Дети Лавкрафта - стр. 26
– О, да! В конце концов, имена-то у них енохианские. И, как Адаму должно было быть известно, поименовать что-нибудь… как Сам Господь когда-то повелел ему сделать со всякой тварью, что крадется и ползает… значит стать владельцем этого. Возобладать этим.
Я глянула на нее, но Бабуля-Говоруля на мой взгляд не ответила. Она явно была уже где-то в другом мире, глубоко в себе, разглядывала катаные обои собственного мозга, рисунок на которых (я могла лишь предполагать), небось, очень уж походил к тому времени на черную плесень с появляющимися тускло-красными прожилками аневризмы.
– Так как же у нас получится сделать это? – Я уже высказала это вслух, не сумев сдержаться.
– У нас никак, – тут же выпалила Говоруля. – Никак… с самой Евиной промашки, яблока, Падения. Никак с тех пор, как первородный грех вошел в каждого из нас, родившегося и нерожденного, накрепко закрепив смерть в наших ДНК.
…О'кей.
Это уж совсем как-то малость из колеи выбивало, видать, поняв это, дама, снимая напряжение, почти тут же из Слегка Пугающей Незнакомки обратилась в Дальнюю Родственницу с Легким Сдвигом.
– Однако, как я уже говорила, у Ди была теория. И это та теория, из которой исходит моя работа, более или менее.
– Так что же?..
Улыбка скривилась, обнажив лишь на долю секунды зубы.
– А-а. Знаете, это уже было бы выбалтыванием секретов.

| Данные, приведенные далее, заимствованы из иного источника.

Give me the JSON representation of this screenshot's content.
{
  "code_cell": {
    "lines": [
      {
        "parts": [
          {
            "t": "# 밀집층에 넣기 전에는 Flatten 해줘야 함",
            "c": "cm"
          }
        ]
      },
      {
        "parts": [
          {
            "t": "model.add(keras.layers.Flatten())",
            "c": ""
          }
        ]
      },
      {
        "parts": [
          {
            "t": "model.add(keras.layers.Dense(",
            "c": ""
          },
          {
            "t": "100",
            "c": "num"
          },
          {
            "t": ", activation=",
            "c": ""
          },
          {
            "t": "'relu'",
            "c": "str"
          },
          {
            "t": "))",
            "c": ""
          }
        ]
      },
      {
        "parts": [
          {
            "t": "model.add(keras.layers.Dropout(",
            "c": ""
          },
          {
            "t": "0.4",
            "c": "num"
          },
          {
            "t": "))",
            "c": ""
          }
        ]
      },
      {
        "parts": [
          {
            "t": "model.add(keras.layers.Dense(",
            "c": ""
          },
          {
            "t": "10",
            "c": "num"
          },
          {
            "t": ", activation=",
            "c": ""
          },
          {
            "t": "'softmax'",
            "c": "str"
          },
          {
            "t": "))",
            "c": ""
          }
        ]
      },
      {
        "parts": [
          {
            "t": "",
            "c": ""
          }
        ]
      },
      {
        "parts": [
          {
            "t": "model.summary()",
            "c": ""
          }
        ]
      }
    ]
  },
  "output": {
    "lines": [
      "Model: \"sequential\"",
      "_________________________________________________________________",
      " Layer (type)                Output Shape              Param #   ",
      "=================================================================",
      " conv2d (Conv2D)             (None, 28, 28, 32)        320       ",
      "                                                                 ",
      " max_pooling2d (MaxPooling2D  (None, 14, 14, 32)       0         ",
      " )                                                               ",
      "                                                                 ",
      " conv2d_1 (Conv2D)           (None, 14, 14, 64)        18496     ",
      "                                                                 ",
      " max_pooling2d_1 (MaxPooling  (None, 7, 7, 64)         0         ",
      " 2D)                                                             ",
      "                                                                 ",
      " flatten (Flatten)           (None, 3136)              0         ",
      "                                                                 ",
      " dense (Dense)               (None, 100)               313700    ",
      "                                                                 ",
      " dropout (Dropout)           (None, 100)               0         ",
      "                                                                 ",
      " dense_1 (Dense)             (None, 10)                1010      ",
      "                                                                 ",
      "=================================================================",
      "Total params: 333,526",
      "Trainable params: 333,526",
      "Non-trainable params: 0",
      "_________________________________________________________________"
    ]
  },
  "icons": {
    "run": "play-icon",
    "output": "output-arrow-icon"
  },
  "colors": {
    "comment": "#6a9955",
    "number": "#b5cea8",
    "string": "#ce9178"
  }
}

Я, было дело, задумывалась, к чему это являлось мне во снах протискивание сквозь крохотные дверки в еще более крохотные помещеньица, это вечное ползание червяком по щелям и трещинам, погрузившись лицом во тьму. Но потом вспомнила, что в старой Англии, в лондонском Тауэре, применялось такое наказание, помещали в камеру-карцер, которую прозвали «Стесненная пустота». Не очень помню, когда я впервые о ней услышала, зато с тех пор в памяти моей застряла она прочно: пространство без воздуха, без окон, четыре фута[5] на четыре, в котором узники не могли ни до конца встать, ни до конца сесть. Вот и проводили они время в согнутом положении, охваченные всевозраставшей агонией, задыхаясь от собственного дыхания, пока, наконец, не наступало избавление – зачастую со смертью.
«Стесненной пустоты» больше не существует. Ее обрушили, а может, и кирпичом заложили. Это сделалось целиком едва воспринимаемым пространством, возведенным трюками истории в абстрактное, задним числом отрицаемое: «это не так, и это было не так, и Господь воспрещал, чтобы так было». А вот – было, а значит, и до сих пор есть, непрестанно – в качестве системы наказания «Стесненная пустота» пребудет до тех пор, пока хоть единая живая душа будет помнить о ней, пусть сама она непосредственно и не переживала ее ужасов.